The ETFS Physical Palladium Shares (NYSEArca: PALL) fell 1.6% last week, but the lone US-listed exchange traded fund dedicated to holdings of physical palladium remains higher by more than 44% year-to-date, making it one of 2017’s best-performing commodities exchange traded products.
Among the largest contributors of industrial demand, robust global auto sales fueled greater demand for the precious metals as part of catalytic converters to diminish harmful gas emissions. About 40% and 75% of annual demand for platinum and palladium, respectively, apply to autocatalysts in combustion engines.

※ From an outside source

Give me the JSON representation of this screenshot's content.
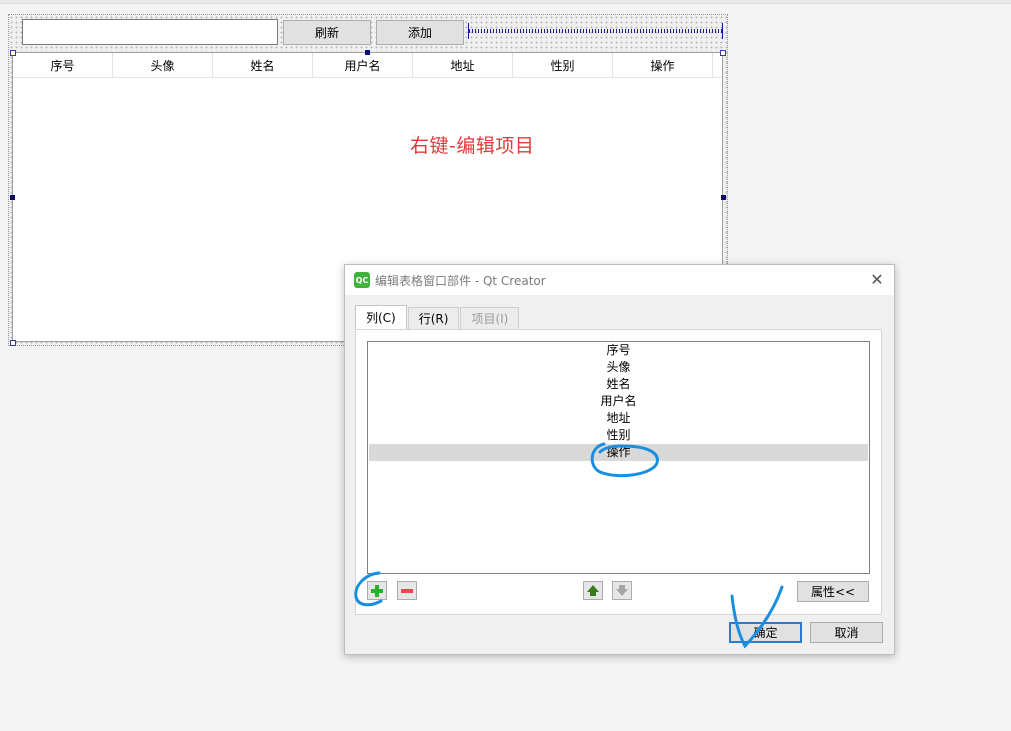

Some naysayers point to the growth of electric cars as a big risk to autocatalyst demand. Gold, though, argued that slowing sales growth, infrastructure build out and battery shortfall risks in the electric car industry will drag on this segment and leave more room for autocatalyst demand. However, some market observers believe palladium demand will remain robust.

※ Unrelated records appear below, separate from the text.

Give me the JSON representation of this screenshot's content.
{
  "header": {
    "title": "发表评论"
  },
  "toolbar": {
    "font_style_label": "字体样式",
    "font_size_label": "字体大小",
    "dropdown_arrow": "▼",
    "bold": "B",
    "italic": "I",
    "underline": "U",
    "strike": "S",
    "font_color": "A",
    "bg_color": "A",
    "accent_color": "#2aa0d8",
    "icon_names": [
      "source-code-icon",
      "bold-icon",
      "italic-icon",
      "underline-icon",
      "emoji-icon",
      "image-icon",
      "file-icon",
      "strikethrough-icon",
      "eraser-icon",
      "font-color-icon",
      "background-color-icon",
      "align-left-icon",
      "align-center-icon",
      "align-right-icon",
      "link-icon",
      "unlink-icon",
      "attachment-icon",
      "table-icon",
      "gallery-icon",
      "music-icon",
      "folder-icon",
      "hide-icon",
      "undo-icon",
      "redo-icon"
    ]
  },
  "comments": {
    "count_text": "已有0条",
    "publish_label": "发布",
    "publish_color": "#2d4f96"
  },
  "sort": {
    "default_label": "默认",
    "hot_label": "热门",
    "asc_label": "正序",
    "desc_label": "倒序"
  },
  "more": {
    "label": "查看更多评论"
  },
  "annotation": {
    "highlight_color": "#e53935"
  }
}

“A plethora of factors has been conducive to the latest palladium surge – rising gasoline sales in Europe, robust car sales in the predominantly gasoline market of China, hurricane-damaged households buying new cars in the United States, all this against the background of tight palladium production supplies. But will the current price level stay or is a massive bust lurking behind the corner? Evidence suggests the former,” according to OilPrice.com.

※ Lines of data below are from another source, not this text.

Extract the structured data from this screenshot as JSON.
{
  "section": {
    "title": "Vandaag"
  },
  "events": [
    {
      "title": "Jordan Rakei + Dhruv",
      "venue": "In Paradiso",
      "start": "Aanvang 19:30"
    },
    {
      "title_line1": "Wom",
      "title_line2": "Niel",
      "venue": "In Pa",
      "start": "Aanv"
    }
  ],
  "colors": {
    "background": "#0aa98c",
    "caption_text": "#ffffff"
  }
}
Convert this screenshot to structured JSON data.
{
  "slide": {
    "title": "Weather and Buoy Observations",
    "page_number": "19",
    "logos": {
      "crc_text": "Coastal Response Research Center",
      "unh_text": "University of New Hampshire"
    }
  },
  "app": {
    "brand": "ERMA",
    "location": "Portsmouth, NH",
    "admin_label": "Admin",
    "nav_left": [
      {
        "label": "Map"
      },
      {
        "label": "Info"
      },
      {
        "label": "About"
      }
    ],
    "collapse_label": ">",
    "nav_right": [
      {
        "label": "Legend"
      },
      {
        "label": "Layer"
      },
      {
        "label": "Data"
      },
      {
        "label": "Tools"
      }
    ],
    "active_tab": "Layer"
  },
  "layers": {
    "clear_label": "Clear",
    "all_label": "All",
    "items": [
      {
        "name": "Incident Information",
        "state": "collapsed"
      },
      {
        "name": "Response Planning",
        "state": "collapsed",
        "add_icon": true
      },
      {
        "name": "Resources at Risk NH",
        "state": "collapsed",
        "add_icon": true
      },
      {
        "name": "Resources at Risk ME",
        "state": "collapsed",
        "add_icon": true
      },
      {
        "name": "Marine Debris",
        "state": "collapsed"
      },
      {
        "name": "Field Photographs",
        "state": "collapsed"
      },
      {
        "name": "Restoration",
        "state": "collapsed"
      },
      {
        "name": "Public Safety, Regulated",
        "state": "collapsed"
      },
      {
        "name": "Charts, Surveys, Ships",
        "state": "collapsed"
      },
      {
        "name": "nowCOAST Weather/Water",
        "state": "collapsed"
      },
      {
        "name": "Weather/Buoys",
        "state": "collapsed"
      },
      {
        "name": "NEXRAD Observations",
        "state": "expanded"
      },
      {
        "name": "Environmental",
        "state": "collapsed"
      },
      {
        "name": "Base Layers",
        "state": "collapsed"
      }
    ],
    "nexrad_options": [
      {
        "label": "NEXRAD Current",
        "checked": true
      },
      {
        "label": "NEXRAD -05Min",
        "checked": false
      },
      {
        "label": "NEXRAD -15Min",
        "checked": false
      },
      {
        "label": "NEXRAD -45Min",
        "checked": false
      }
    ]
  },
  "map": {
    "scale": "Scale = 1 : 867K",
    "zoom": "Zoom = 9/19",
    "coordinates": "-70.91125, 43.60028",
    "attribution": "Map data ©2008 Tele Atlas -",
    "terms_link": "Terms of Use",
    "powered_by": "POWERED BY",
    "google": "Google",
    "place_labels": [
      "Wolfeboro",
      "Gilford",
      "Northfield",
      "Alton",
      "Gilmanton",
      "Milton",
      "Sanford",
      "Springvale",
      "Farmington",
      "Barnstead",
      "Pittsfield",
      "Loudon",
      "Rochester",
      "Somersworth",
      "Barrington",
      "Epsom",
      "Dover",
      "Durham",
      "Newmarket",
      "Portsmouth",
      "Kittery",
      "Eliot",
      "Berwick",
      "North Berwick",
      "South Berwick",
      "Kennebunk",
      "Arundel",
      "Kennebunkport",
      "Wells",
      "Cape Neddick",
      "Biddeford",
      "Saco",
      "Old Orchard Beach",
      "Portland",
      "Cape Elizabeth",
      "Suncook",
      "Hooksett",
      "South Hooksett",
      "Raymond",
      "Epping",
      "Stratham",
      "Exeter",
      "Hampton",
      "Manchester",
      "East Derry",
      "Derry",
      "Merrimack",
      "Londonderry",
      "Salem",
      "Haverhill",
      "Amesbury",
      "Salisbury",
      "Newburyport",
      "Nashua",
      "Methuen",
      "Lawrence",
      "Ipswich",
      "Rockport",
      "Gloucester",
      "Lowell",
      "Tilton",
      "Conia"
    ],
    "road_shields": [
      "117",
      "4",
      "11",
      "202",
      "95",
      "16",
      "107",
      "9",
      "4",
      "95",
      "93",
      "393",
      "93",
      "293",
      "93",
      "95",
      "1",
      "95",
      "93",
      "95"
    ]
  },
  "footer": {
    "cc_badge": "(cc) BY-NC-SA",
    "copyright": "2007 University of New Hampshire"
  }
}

Other critics also contend that the popularity of ride sharing platforms indicate a peak in auto demand, which may reflect the weak U.S. auto sales among the Millennial demographic favoring a sharing based economy. This trend may actually spur higher total miles driven and reduce average vehicle lives. The shifting demand to higher total miles driven could potentially reshape the cyclical nature of the industry.